Introductions

The formation of this blog was the culmination of a number of aborted attempts that initially started over a year back. As a history student, I loved reading and critiquing the theories and analyses of historians, yet I could never quite muster the initiative (beyond school work and monologues to my friends) to really articulate what I had to offer to the field. However, here I am, and hopefully this attempt will be a lasting one.

So what exactly will this blog be focused on? This won’t really be a site with well researched, articulate research essays, or extensively analytical articles. Nor will it be focused on a specific time period in great detail. Rather, I’ll be writing about whatever’s on my mind, be it about a battle in 216BC, or a treaty in 1648. As long as it’s about history – it’s gonna make its way here.

This, however, begs the question: What is history? Is it merely about dates and numbers, or about grand narratives and calamity? Is it enough to merely know that an event happened – to catalogue it and leave it at that? Many people do think it as such – in fact, it would be more often that not the first thing said by people after realising that I’d be studying history in university. (The following statement, of course, would be whether I’d be able to get a job).
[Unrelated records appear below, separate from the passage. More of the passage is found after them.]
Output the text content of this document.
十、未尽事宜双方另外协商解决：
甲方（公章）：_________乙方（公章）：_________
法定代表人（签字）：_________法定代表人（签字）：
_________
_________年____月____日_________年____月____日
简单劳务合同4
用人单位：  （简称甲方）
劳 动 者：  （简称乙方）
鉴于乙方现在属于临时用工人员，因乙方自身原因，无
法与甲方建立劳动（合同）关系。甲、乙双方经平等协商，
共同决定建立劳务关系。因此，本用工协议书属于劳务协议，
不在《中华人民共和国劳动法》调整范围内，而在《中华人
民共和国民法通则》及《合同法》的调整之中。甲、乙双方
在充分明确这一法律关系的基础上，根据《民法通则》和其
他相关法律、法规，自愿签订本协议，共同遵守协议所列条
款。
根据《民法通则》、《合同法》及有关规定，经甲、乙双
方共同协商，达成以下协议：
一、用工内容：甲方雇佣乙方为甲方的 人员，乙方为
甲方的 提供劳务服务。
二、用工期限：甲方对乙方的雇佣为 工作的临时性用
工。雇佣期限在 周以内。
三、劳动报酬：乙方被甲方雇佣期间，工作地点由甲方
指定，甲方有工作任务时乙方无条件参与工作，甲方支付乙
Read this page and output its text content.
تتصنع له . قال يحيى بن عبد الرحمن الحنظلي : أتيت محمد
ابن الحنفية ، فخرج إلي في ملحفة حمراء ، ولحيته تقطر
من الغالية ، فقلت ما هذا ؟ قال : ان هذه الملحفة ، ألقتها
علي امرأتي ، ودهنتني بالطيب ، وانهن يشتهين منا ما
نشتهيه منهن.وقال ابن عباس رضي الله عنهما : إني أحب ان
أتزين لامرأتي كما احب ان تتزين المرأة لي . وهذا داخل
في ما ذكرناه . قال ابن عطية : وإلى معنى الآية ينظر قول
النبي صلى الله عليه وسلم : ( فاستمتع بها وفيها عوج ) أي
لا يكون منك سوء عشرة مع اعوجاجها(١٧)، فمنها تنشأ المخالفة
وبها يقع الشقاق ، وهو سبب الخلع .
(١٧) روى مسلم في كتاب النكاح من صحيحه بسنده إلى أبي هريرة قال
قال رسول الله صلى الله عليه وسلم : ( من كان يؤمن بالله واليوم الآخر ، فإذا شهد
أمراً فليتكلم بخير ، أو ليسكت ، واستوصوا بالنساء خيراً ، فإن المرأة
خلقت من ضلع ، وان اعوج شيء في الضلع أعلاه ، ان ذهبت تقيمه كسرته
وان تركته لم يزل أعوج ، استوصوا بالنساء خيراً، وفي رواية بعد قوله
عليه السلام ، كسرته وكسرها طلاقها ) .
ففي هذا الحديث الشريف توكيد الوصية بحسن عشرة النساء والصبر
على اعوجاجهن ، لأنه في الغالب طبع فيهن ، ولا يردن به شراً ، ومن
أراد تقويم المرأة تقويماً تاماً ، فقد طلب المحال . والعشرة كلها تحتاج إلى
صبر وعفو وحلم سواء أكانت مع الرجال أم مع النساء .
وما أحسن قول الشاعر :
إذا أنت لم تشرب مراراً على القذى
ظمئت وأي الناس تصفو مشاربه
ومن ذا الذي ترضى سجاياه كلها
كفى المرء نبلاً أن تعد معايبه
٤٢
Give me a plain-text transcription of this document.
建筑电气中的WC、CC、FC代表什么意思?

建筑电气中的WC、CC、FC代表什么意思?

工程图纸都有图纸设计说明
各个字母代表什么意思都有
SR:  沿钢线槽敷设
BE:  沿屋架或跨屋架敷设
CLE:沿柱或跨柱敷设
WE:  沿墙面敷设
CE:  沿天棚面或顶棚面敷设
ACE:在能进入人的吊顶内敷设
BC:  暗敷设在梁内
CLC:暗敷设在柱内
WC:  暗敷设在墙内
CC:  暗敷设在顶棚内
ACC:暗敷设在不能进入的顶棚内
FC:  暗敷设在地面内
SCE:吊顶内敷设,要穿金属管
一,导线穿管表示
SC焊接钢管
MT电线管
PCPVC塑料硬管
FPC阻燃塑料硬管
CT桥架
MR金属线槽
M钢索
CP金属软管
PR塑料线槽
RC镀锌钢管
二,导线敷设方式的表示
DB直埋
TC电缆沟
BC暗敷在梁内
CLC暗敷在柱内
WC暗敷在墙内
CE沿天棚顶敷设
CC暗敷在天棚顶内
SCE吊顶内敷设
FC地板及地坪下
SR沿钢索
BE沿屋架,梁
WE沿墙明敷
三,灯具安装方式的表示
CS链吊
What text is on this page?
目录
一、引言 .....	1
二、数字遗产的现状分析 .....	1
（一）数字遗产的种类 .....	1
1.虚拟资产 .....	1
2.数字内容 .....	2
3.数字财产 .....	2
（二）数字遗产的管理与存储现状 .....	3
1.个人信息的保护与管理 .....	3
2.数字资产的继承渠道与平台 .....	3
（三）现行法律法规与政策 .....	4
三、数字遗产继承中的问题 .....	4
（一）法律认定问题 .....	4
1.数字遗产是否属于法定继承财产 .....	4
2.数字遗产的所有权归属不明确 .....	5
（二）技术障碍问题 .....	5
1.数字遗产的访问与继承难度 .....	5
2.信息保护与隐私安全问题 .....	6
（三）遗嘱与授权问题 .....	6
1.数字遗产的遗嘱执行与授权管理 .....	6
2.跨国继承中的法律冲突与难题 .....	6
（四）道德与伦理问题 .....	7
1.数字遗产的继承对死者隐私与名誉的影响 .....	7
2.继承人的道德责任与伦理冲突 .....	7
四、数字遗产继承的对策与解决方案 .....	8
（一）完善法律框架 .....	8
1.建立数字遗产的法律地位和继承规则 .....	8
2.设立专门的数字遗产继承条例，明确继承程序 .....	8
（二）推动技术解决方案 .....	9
But history is not about facts and numbers. It has never been about that. For ancient historians such as Tacitus and Herodotus, history was about a narrative. In fact, the Greek word for history, “historia”, literally means “a narrative”, or a story. Granted, early historians tended to stretch the “narrative” at the expense of factual accuracy – as many an exasperated reader of Livy will observe. But the core premise still stands: the study of history is about constructing a narrative (preferably, a logical and factually grounded one) for people to understand and to distil into their everyday lives and decision making. It’s about trying to understand the key assumptions that our status quo relies on, as a basis for our decisions which are contingent on our present realities. It may sound like fluff, but many pertinent issues today are very much influenced by the past.

Take for instance the decision by Cicero in 63BC to summarily execute arrested supporters of his opponent, Lucius Sergius Catilina, without trial. Cataline and his supporters were allegedly planning to “burn down Rome”, and in the process, overthrow Cicero’s consularship. When Cicero’s proposal was introduced to the Roman Senate, fierce debate ensued about the legality of such an unprecedented measure. The supporters arrested were Roman citizens – an execution without a proper trial would be a violation of their rights as Roman citizens, as many senators argued. However, others argued that Catiline’s conspiracy to torch Rome necessitated a state of emergency, in which the normal civil rights of Roman citizens should be waived in order to uphold national security. In the end, Cicero’s motion won, and he was acclaimed a hero for saving the state – yet, he was exiled in 58BC by political opponents who used his proposal to foster opposition against him.

Many of these concepts are relevant to us today – the tension between upholding national security and preserving human rights is a topic that is fiercely debated in parliaments all over the world. It’s a topic shaped by modern instances of terrorism and definitions of human rights, but it is one that is inherently rooted in the central concepts articulated by Roman senators in 63BC. We can only begin to understand why we may value national security over human rights, after studying the first recorded instance in which that consciously happened in Ancient Rome.

This goes back to the title of the blog: historia populi, or (badly translated), the history of the people. History is not just about facts and dates. Nor is it a field of study that belongs solely in academia, with the discussion and debate of grand theories and analyses with little public interest. Rather, the history that we should look at is the history of the people: a record propelled by human characteristics and emotions. It should be a story about human tendencies, and how their interactions have shaped our present. It should be a narrative, which can be understood and related to by everyone, because it is at its core, an analysis of what it means to be human.